In this workshop, you will build an Alexa skill that queries metrics from a data lake, which you will define. The goal after leaving this workshop, is for you to understand how to uncover Key Performance Indicators (KPIs) from a data set, build and automate queries for measuring those KPIs, and access them via Alexa voice-enabled devices. Startups can make available voice powered analytics to query at any time, and Enterprises can deliver these types of solutions to stakeholders so they can have easy access to the Business KPIs that are top of mind.
This workshop requires fundamental knowledge of AWS services, but is designed for first time users of QuickSight, Athena, and Alexa. We have broken the workshop into three sections or focus topics.
These are:
- Data Discovery using QuickSight
- Building Data Lake analytics in Athena (based on objects in S3) to generate answers for Alexa
- Building a custom Alexa skill to access the analytics queries from Athena
We expect most attendees to be able to complete the full workshop in 2 hours.
To help keep moving through the sections in case you get stuck anywhere, we have provided CloudFormation templates and sample code.
For those feeling creative, many sections also have Bonus Sections where you can build additional capability on top of the workshop.
Feel free to engage your workshop facilitator(s)/lab assistant(s) if you'd like additional assistance with these areas.
You can also contact @WestrichAdam or @chadneal on twitter if you have additional questions or feedback.
Please make sure you have the following available prior to the workshop.
- Amazon Developer account (Free) Note This is different from a typical AWS workflow.
- AWS Account with admin or full access to all services
- Using QuickSight requires Signing up for QuickSight
We have provided a CloudFormation template to create baseline resources needed by this lab but are not the focus of the workshop. These include IAM Roles, IAM Policies, a DynamoDB table, and a CloudWatch Event rule. These are listed as outputs in the CloudFormation template in case you want to inspect them.
Please launch the template below so that the resources created will be ready by the time you get to those sections in the lab guides.
**Pick the desired region that's closest to your location for optimal performance **
When you launch the template you will be asked for a few inputs. Use the following table for reference.
Input Name | Value |
---|---|
Stack Name | VPA-Setup |
DDBReadCapacityUnits | 5 |
DDBWriteCapacityUnits | 5 |
Region | Launch Template |
EU-WEST-1 | |
US-EAST-1 |
By default, you can access twitter data that exists in a public S3 bucket filtered on #reinvent, #aws or @AWSCloud. If you'd like to use this pre-existing data, you can skip to Module 1. But if you'd like to deploy this workshop through building your own Data Lake and using your own filters, follow the outlined steps below:
Optional Module 0 (Build Your Own Data Lake)

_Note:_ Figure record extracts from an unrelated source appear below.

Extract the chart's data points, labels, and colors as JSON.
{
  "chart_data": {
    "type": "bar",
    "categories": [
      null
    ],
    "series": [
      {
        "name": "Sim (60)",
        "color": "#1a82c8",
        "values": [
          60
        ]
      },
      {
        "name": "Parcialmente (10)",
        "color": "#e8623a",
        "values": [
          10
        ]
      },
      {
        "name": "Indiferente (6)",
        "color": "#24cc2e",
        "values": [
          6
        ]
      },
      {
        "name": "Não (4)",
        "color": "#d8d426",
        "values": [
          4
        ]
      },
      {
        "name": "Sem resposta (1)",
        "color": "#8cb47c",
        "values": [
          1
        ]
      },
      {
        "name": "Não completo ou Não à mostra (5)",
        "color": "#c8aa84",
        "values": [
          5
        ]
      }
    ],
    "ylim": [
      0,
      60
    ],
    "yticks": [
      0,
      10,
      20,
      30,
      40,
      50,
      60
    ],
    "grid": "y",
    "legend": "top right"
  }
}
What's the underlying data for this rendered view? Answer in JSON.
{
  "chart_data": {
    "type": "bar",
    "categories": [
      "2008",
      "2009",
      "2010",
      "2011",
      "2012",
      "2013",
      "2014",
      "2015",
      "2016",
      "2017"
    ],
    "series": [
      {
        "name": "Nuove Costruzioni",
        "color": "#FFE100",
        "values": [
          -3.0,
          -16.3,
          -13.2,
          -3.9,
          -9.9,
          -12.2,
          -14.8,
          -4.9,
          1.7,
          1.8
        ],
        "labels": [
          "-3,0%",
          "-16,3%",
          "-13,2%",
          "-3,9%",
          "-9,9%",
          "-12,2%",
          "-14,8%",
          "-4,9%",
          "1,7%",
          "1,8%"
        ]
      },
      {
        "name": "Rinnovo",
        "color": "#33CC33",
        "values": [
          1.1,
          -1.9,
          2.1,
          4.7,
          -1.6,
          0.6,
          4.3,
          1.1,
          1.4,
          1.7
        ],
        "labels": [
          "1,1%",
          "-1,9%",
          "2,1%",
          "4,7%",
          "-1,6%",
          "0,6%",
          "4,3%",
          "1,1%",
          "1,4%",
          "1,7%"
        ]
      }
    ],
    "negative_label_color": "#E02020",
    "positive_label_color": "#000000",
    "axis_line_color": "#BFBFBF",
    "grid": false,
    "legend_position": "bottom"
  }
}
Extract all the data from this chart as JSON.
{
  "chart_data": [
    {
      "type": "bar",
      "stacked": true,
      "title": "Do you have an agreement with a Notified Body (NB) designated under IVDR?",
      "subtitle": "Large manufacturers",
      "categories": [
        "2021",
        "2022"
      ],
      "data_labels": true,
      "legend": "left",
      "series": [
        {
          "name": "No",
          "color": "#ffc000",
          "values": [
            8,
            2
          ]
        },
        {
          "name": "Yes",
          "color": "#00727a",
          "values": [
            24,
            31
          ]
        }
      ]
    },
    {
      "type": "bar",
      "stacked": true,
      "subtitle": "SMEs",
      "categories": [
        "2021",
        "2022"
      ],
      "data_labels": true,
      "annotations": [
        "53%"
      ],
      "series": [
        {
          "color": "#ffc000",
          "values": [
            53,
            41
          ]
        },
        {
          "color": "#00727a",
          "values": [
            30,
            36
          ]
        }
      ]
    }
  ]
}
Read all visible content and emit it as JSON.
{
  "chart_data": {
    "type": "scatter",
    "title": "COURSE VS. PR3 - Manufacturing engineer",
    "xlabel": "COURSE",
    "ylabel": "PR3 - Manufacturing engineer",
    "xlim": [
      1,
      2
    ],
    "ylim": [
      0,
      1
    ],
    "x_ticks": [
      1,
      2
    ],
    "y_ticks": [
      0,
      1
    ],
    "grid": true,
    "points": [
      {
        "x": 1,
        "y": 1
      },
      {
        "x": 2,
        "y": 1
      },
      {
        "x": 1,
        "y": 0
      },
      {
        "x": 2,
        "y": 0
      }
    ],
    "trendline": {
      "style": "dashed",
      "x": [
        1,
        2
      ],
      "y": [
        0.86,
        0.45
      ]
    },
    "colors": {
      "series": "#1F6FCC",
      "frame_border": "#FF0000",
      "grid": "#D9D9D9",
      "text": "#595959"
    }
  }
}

- Go to http://twitter.com/oauth_clients/new
- Apply for a Twitter Developer Account. Takes ~15 minutes. Requires detailed justification, twitter approval, and email verification
- Under Name, enter something descriptive, e.g., awstwitterdatalake can only have alpha-numerics
- Enter a description
- Under Website, you can enter the website of your choosing
- Leave Callback URL blank
- Read and agree to the Twitter Developer Agreement
- Click "Create your Twitter application"
- Navigate to Twitter-Poller to-Kinesis-Firehose in the Serverless Application Repository.
- Click the Deploy button (top righthand corner)
- You may be prompted to login to your AWS account. After doing so, scroll down to the Application Settings section where you will be able to enter: a. The 4 Tokens received from Twitter b. You can keep the Kinesis Firehose resource name the same or change it to a preferred name c. Customize the search text that twitter will bring back
- After deploying the Serverless Application, your application will begin polling automatically within the next 5 minutes.
Lastly, note the name of the S3 bucket so you can use it to create the Athena schema.
If you'd like to make your skills private to your organization, you can deploy your skill privately through Alexa For Business
After you have completed the workshop you can disable to the CloudWatch Event to disable the Athena poller. This will stop the automated scans of s3 from Athena and also serve to stop any further Athena costs. If you want to completely remove all resources please follow the cleanup guide.